Due to lack of “legal certainty” and granting the benefit of the doubt (‘in dubio pro reo’), the court did not prove the crime of adhesion to terrorism by the two defendants, also absolving them of the crime of recruitment for organizations. terrorists, but he made it very clear that the practice of crimes of support and collaboration with terrorist organizations has been verified, in apparent competition with the crime of financing these same radical Islamic movements.

In the final arguments, on November 10, the Public Ministry (MP) had requested that the sentence of the alleged jihadists be sentenced to more than eight years in prison, with legal basis, and the lawyer José Góis considered that there were wiretapping and other tests. they prove the facts imputed to the accused, highlighting that “it is not necessary to shoot anyone” for such crimes to be committed.
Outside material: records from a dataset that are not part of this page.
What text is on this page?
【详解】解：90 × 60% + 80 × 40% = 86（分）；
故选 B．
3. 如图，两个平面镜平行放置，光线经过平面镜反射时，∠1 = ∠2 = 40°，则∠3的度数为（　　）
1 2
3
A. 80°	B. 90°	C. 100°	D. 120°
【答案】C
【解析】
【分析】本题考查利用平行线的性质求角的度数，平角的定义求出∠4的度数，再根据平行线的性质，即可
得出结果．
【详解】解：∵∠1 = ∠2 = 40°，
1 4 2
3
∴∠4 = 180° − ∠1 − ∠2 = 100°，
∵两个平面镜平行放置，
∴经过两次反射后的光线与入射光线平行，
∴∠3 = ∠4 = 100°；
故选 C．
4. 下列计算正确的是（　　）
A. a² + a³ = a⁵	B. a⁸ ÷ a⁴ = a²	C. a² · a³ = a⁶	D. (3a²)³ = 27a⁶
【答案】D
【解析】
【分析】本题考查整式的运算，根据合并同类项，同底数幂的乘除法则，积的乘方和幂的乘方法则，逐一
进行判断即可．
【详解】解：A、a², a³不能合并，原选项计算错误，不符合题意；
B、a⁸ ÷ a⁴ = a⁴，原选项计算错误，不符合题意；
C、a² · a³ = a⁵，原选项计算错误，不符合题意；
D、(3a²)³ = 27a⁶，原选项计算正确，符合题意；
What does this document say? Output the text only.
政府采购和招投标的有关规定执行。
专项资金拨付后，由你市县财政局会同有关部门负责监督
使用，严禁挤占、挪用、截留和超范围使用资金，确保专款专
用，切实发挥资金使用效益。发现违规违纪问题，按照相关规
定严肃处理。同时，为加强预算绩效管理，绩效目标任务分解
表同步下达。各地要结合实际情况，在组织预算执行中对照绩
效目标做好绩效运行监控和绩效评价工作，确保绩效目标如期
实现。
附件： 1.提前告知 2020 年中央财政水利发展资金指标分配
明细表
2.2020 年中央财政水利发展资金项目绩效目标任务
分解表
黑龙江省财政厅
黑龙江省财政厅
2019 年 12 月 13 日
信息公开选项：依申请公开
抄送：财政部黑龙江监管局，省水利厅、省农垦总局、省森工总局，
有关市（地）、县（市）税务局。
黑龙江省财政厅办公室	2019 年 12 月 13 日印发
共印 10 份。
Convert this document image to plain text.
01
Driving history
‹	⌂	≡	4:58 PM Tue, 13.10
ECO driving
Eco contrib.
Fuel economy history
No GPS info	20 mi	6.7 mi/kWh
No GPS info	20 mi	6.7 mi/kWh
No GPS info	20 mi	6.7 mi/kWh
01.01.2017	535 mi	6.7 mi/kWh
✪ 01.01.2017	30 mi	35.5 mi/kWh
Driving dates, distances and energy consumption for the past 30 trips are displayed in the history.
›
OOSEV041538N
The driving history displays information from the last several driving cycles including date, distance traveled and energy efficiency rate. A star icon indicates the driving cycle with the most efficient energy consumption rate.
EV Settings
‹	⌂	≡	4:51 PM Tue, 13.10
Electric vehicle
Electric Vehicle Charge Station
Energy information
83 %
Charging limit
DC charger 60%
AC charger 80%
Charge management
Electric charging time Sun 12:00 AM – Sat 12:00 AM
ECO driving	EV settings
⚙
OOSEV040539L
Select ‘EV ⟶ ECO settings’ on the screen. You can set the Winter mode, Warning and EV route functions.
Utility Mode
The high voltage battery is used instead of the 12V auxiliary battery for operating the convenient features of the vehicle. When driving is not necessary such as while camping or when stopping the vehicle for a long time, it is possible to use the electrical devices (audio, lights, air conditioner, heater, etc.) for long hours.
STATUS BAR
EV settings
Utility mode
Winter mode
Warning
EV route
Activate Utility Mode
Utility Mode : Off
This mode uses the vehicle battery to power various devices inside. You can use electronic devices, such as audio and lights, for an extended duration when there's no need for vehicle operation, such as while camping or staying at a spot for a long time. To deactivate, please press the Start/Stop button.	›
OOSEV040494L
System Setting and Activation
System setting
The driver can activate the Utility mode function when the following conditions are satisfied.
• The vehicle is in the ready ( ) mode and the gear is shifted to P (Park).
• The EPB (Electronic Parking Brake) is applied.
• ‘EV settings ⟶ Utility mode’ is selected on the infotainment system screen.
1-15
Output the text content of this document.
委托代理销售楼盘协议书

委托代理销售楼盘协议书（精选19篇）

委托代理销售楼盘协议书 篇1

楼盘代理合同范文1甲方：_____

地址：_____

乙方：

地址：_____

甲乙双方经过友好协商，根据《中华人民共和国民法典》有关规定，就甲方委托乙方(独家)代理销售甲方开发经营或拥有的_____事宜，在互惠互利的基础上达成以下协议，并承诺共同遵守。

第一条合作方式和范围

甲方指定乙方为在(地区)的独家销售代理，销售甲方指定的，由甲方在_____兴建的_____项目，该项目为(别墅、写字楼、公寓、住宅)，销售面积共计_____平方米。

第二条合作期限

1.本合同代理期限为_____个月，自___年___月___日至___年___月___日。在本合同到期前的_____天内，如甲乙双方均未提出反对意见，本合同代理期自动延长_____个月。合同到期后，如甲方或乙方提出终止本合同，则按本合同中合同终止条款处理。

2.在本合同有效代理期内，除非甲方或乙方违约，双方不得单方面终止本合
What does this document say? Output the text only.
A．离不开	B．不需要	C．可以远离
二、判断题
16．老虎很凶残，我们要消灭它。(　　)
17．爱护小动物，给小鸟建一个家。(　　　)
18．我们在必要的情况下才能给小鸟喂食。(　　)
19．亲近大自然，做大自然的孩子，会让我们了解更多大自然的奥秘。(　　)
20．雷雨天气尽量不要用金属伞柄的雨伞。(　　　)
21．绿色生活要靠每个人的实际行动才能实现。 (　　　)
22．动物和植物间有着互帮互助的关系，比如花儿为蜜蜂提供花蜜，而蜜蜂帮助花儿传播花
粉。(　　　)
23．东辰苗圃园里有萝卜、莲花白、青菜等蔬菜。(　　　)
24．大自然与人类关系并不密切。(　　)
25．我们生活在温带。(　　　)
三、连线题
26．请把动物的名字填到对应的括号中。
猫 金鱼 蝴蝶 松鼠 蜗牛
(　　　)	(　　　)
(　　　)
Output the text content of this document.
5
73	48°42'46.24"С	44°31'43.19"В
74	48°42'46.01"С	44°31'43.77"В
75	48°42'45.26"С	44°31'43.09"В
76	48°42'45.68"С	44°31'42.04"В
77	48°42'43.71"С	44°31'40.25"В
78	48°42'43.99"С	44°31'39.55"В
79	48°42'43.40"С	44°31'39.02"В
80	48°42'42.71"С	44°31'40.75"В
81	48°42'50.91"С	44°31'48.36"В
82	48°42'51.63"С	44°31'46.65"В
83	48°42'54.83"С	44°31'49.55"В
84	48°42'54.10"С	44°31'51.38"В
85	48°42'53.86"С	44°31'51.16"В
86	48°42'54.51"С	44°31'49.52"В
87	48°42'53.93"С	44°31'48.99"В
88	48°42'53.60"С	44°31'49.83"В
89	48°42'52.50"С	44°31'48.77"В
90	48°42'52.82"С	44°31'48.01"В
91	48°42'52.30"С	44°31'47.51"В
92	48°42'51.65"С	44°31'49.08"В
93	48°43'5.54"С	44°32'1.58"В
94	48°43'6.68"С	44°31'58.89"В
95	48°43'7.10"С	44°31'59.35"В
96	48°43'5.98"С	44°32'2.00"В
The defense of the defendants, led by lawyers Lopes Guerreiro and Ricardo Serrano Vieira, had requested the acquittal of their electors, alleging the fragility of the evidence presented by the MP and invoking the innocence of their clients.

Today, upon leaving the court, Ricardo Serrano Vieira, representing the defense, announced that he will appeal the conviction in matters of fact and law to the Lisbon Court of Appeal and criticized the excessive use by the court of “evidence indirect “, admit that it is” quicksand “to justify a conviction.

This process, in which former MEP Ana Gomes was heard as a witness by Rómulo Costa, resulted from an investigation of judicial cooperation between the Portuguese and British authorities, with the MP concluding that all the defendants joined forces, recruited and financed themselves . the IS, supporting the transfer of Portuguese and British citizens to Syria to fight alongside the jihadists.